27.2.08

Nurlarda ihtimal hesaplarıyla ikna metodu


Üstad Bediüzzaman Hazretleri, insanlığın imanını küfür ateşinden kurtarmak için telif ettiği eserlerinde, matematikî mantığı ve ihtimâl hesaplarını etkin şekilde kullanır. Meselâ, 29. Mektup'taki Şeytanın Desiseleri risalesinde korku hissinin yaratılış gâyesi dışında kullanılmasının insana vereceği zararları anlatırken, kayığa binmekten korkan arkadaşını harikulâde ikna edici bir ihtimal hesabıyla âdeta koşa koşa kayığa binmeye razı ettiği hâdiseyi, şu şekilde anlatır: "Bir zaman -Allah rahmet etsin- mühim bir zât kayığa binmekten korkuyordu. Onunla beraber bir akşam vakti İstanbul'dan Köprüye geldik. Kayığa binmek lâzım geldi. Araba yok. Sultan Eyüb'e gitmeye mecburuz. Israr ettim.

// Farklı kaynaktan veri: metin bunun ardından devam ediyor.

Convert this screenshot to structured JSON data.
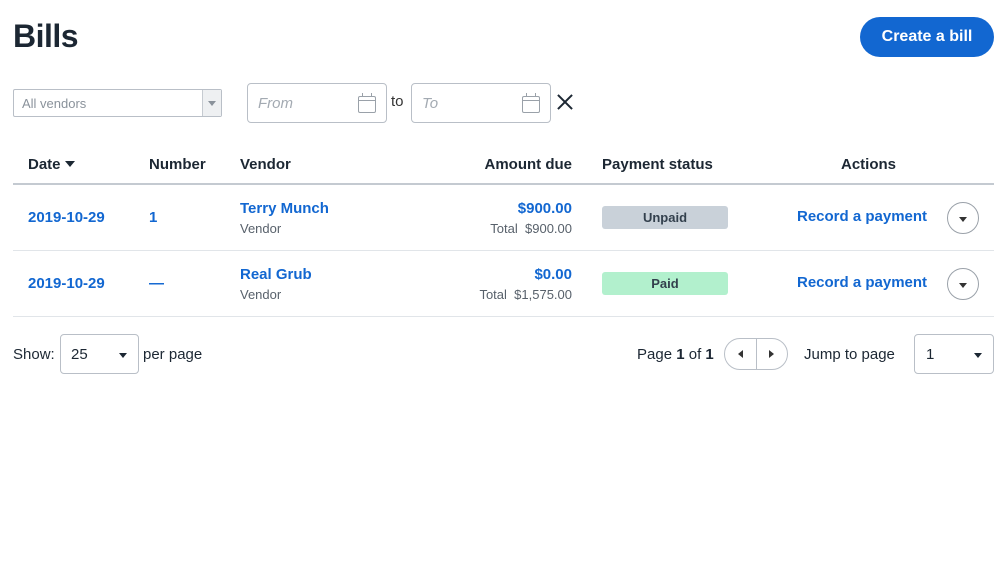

Dedi: "Korkuyorum; belki batacağız."
Ona dedim: "Bu Haliç'te tahminen kaç kayık var?"
Dedi: "Belki bin var."
Ona dedim: "Senede kaç kayık batar?"
Dedi: "Bir iki tane. Bazı sene de hiç batmaz."
Dedim: "Sene kaç gündür?"
Dedi: "Üç yüz altmış gündür."
Dedim: "Senin vehmine ilişen ve korkuna dokunan batmak ihtimali, üç yüz altmış bin ihtimalden bir tek ihtimaldir. Böyle bir ihtimalden korkan, insan değil, hayvan da olamaz."
Hem ona dedim: "Acaba kaç sene yaşamayı tahmin ediyorsun?"
Dedi: "Ben ihtiyarım. Belki on sene daha yaşama ihtimalim vardır."
Dedim: "Ecel gizli olduğundan, herbir günde ölmek ihtimali var. Öyleyse, üç bin altı yüz günde her gün vefatın muhtemel. İşte, kayık gibi üç yüz binden bir ihtimal değil, belki üç binden bir ihtimalle bugün ölümün muhtemeldir. Titre ve ağla, vasiyet et."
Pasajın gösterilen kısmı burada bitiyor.